Enfin (source réponse ministérielle Fischer n° 11875, JO du Sénat du 18 mars 2010, page 691), dans la circonstance où l’indivision concerne le conjoint survivant et les héritiers du défunt le fisc admet « que l’exonération totale soit accordée au conjoint survivant, quels que soient ses droits sur le logement, à condition qu’il occupe seul ce logement et remplisse les autres conditions posées par l’article 1391 du CGI », soit un âge minimum de 75 ans au 1er janvier de l’année de l’imposition et dans la limite du plafond d’exonération.

Taxe foncière et indivision après un divorce

Un divorce ne suffit pas à remettre en cause une indivision, en tout cas au regard de la taxe foncière. C’est ce qu’a rappelé la Cour de cassation dans un arrêt rendu le 13 janvier 2016. Dans l’affaire traitée, un couple détenait un terrain en indivision, sur lequel il a fait construire sa maison. Suite à un divorce, Monsieur a continué d’occuper le bien, sans que l’indivision ne soit remise en cause, et a pris en charge le paiement intégral de la taxe foncière. Dans le cadre de la procédure judiciaire, il a demandé la restitution d’une partie des sommes versées (12.796 euros), au motif que son ex-épouse est redevable d’une partie de l’impôt foncier en tant qu’indivisaire. Une requête rejetée par la Cour d’appel de Basse-Terre qui a jugé que le paiement revient à l’occupant d’un bien indivis.

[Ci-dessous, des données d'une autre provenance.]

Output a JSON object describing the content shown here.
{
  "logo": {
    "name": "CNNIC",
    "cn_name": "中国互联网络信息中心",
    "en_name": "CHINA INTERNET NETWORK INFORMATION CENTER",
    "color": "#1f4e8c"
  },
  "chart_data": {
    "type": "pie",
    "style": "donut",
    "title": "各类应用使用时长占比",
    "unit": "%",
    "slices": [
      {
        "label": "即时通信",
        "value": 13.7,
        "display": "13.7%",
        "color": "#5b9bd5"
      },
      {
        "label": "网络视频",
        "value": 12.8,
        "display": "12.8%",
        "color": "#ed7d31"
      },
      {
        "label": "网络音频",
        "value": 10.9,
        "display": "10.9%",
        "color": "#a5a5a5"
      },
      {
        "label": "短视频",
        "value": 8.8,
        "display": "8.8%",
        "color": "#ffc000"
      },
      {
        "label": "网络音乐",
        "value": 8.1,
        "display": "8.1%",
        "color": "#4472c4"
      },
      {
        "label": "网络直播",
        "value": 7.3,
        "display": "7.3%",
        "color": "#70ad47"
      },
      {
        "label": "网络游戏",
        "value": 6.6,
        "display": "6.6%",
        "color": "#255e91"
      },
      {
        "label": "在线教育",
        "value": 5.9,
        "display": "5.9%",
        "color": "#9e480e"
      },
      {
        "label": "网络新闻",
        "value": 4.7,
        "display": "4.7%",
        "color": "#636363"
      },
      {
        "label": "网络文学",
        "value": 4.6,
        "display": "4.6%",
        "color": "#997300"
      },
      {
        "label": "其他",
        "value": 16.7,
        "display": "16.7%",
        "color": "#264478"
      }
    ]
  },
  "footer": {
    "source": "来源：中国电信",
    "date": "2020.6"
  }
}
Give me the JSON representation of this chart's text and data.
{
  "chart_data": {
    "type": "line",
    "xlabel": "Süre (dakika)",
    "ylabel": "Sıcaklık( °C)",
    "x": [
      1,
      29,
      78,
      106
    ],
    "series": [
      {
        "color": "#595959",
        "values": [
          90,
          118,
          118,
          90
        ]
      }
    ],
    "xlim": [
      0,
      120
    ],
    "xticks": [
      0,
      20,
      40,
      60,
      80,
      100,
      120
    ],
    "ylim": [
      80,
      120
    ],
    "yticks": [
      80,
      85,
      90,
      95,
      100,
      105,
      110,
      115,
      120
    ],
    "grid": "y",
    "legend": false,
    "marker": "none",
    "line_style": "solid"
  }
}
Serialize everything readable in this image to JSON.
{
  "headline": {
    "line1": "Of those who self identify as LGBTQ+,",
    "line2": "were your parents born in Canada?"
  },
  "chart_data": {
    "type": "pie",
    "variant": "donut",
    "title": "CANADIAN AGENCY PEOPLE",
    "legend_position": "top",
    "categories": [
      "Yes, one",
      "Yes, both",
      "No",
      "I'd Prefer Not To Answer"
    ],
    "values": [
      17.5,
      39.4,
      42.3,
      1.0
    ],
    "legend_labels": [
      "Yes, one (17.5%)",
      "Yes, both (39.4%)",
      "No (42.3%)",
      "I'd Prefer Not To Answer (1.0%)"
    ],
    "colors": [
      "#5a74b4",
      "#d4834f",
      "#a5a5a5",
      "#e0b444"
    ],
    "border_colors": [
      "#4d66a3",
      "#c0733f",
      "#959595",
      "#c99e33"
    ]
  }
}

La Cour de cassation s’est donc opposée au jugement d’appel. Les juges du fond ont en effet rappelé que « l’impôt foncier (…) incombe à l’indivision jusqu’au jour du partage en dépit de l’occupation privative ». Autrement dit, la taxe foncière n’est pas réclamée à l’un ou à l’autre propriétaire mais bien à l’indivision qu’ils ont constituée. Un divorce ne remet pas en cause ce fonctionnement tant que l’indivision existe : seule sa fin peut permettre à l’un des deux ex-époux de ne plus avoir à s’acquitter de l’impôt local. De même, il n’existe pas de solidarité entre les indivisaires pour le paiement de la taxe foncière, chacun étant tenu de payer la part qui lui revient et pas un euro de plus.

Pour rappel, la personne qui occupe seule un bien détenu en indivision, comme l’ex-mari dans cette affaire, doit verser une indemnité d’occupation aux autres indivisaires. En revanche, la loi ne prévoit pas d’ajustement concernant la fiscalité dans ce cas de figure et ne permet aucune exonération de taxe foncière pour un propriétaire en indivision qui n’habite pas le logement.